According to police, Babar was found dead with stab wounds and multiple fractures, a few kilometers away from his home in Sanmadi village on September 3, 2009, a couple of hours after leaving work. On the basis of a complaint filed by his mother, a case of murder was registered against unknown persons.
However, it was only in 2013, when the probe was transferred from the local police to the state Criminal Investigation Department (CID), that the couple came under suspicion.
The same year, the CID also moved an application before a local court seeking to conduct a brain mapping test and narco-analysis of the couple, saying they were not cooperating with the investigation. The court had rejected the CID’s application, following which it filed a revision petition before the Sangli Sessions Court challenging the order of the lower court. However, the revision petition is yet to be decided.

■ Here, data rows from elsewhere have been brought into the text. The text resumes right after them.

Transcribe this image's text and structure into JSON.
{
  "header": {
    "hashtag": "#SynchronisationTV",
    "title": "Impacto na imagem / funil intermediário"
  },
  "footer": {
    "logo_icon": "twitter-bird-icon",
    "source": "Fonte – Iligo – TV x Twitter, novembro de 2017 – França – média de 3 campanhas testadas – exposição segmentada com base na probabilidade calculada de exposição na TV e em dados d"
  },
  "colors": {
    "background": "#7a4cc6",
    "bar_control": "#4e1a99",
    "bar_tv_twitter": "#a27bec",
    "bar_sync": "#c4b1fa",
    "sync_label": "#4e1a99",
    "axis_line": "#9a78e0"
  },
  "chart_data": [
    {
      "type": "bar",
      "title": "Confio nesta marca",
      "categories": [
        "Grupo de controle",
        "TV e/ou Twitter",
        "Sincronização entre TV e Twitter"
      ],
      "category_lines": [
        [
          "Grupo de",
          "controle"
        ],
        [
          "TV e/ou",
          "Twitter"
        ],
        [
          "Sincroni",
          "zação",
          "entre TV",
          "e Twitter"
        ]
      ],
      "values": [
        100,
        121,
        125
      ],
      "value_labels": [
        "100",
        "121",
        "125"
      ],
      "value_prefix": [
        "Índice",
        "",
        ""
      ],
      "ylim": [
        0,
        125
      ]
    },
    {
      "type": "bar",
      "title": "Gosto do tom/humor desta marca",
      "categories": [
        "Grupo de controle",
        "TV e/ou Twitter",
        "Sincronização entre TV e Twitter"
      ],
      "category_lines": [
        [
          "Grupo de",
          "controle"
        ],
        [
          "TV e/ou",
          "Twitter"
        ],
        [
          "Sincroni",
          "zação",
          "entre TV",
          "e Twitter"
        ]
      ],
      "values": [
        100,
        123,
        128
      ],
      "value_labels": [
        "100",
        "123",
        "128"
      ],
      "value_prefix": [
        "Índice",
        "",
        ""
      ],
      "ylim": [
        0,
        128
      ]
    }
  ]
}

Dr Kailas told The Indian Express that their trust and nursing homes employ over 200 people. “We do not know each of our employees personally. The Class IV employees report to their heads of department. We only meet all our staff once a year to discuss and address their issues,” he said.
Since 2013, he added, the CID had questioned the doctors twice about their role in Babar’s death. He said they only became aware of the CID’s intentions to carry out the tests after local newspapers reported that the court had rejected the police’s request.
The police had also told the court that Dr Vaishali was in an extramarital relationship with Babar and that Dr Kailas had murdered him when he got to know of the affair. After the couple became aware of the police’s allegations against them, they approached the MSHRC and National Commission for Women for a speedy probe.
While choosing not to comment on the police’s case and its charges against the couple, Sayeed, in his order, expressed concern over the “very unreasonable and inordinate delay in completing the investigation”.
The order states that, “…it can be held without a shadow of doubt that the delay in investigation has certainly infringed and invaded the fundamental rights of the complainant to live with honour and dignity. In such cases where a stigma is virtually imposed on a person and that too on the ground of the lady having illicit relations with the servant employed for performing work at home as well as at the doctor’s clinic, the only conclusion which can be drawn by this Commission is violation of human rights of the concerned doctors.”
The commission also did not appreciate that in its defence, the police shifted blame for the delay onto the local Sessions Court for not hearing its revision petition on priority.
“It is only after coming down on the concerned police officials and officers a month back that hearing of the revision petition came to be expedited by the concerned police. However, the latest update has not been filed nor any police officer either attended the proceeding today nor on the previous dates,” the order states.
The commission has directed the state home department to complete the investigation “within a reasonable period”.
Dr Kailas, who got to know of the commission’s order a week ago, said he had no intention of using the compensation awarded to him. “We do not need the money. If we are paid the compensation, we will keep it in reserve to help the mother of the deceased,” he said.